Mar 10, 2020 - Sale 2533

Sale 2533 - Lot 158

Price Realized: $ 5,750
?Final Price Realized includes Buyer’s Premium added to Hammer Price
Estimate: $ 8,000 - $ 12,000
(MORMONS.) Young, Brigham. Invitation to a small post-Pioneer Day commemoration in the wake of the Utah War. Letter Signed "B. Young," addressed to Elder Charles C. Rich. One page, 6 1/2 x 4 inches, plus address panel on integral blank (no postal markings); folds, moderate dampstaining. Great Salt Lake City, UT, 23 August 1858

Additional Details

A personal invitation for what appears to be a belated annual Pioneer Day celebration. "Elder Chas.
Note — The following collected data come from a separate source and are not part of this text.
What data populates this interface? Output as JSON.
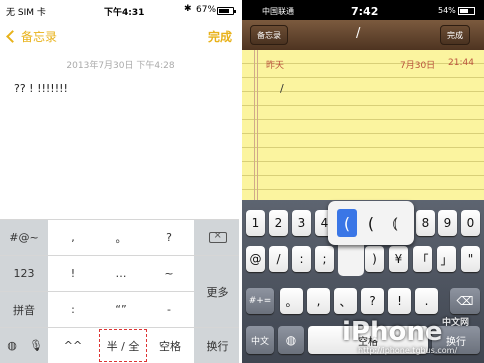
{
  "left": {
    "status": {
      "carrier": "无 SIM 卡",
      "time": "下午4:31",
      "bluetooth": "✱",
      "battery": "67%"
    },
    "nav": {
      "back": "备忘录",
      "done": "完成"
    },
    "date": "2013年7月30日 下午4:28",
    "note_text": "?? ! !!!!!!!",
    "keys": {
      "r1": [
        "#@~",
        ",",
        "。",
        "?"
      ],
      "r2": [
        "123",
        "!",
        "…",
        "~",
        "更多"
      ],
      "r3": [
        "拼音",
        ":",
        "“”",
        "-"
      ],
      "r4": [
        "^^",
        "半 / 全",
        "空格",
        "换行"
      ]
    }
  },
  "right": {
    "status": {
      "carrier": "中国联通",
      "time": "7:42",
      "battery": "54%"
    },
    "nav": {
      "left": "备忘录",
      "slash": "/",
      "done": "完成"
    },
    "note": {
      "yesterday": "昨天",
      "date": "7月30日",
      "time": "21:44",
      "text": "/"
    },
    "keys": {
      "r1": [
        "1",
        "2",
        "3",
        "4",
        "8",
        "9",
        "0"
      ],
      "r2": [
        "@",
        "/",
        ":",
        ";",
        ")",
        "¥",
        "「",
        "」",
        "\""
      ],
      "r3": [
        "#+=",
        "。",
        ",",
        "、",
        "?",
        "!",
        "."
      ],
      "r4": [
        "中文",
        "空格",
        "换行"
      ]
    },
    "popup": [
      "(",
      "(",
      "⦅"
    ],
    "watermark": {
      "brand": "iPhone",
      "cn": "中文网",
      "url": "http://iphone.tgbus.com/"
    }
  }
}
C. Rich and ladies are respectfully invited to attend a social pic-nic party in Big Cotton-wood Kanyon on Thursday the 26th inst. at one o'clock p.m. at Mill D, the fourth mill up the kanyon." The recipient was a member of the Quorum of the Twelve Apostles. Young adds an intriguing postscript: "P.S. Take your fire arms."
The Mormon settlement in Utah had a tradition of commemorating their 24 July 1847 arrival with an annual Pioneer Day festival at Cottonwood Canyon. The 1857 Pioneer Day festivities had been interrupted by the arrival of the United States Army, which began the Utah War. When the time of the 1858 Pioneer Day rolled around, the Army was just beginning to withdraw to a remote location, so the annual celebration was cancelled. However, a month later, Young held a much smaller celebration in the traditional spot. The Deseret News described the event in its 8 September issue. Rather than the usual thousands of attendees, for this event Young invited "the First Presidency, his Excellency Governor Cumming, and several other citizens, with ladies and children." They reported that "the party returned on the 28th, delighted and refreshed by the pleasant drive, the pure kanyon breezes, and the two nights and a day's encampment amid leafy towers by ice-cold streams." The firearms were probably not for recreational purposes--with the United States Army still camped nearby, the leadership of the Saints may have been reluctant to gather in a remote location unarmed. Provenance: from the famed Western Americana collection of Herbert S. Auerbach (1882-1945).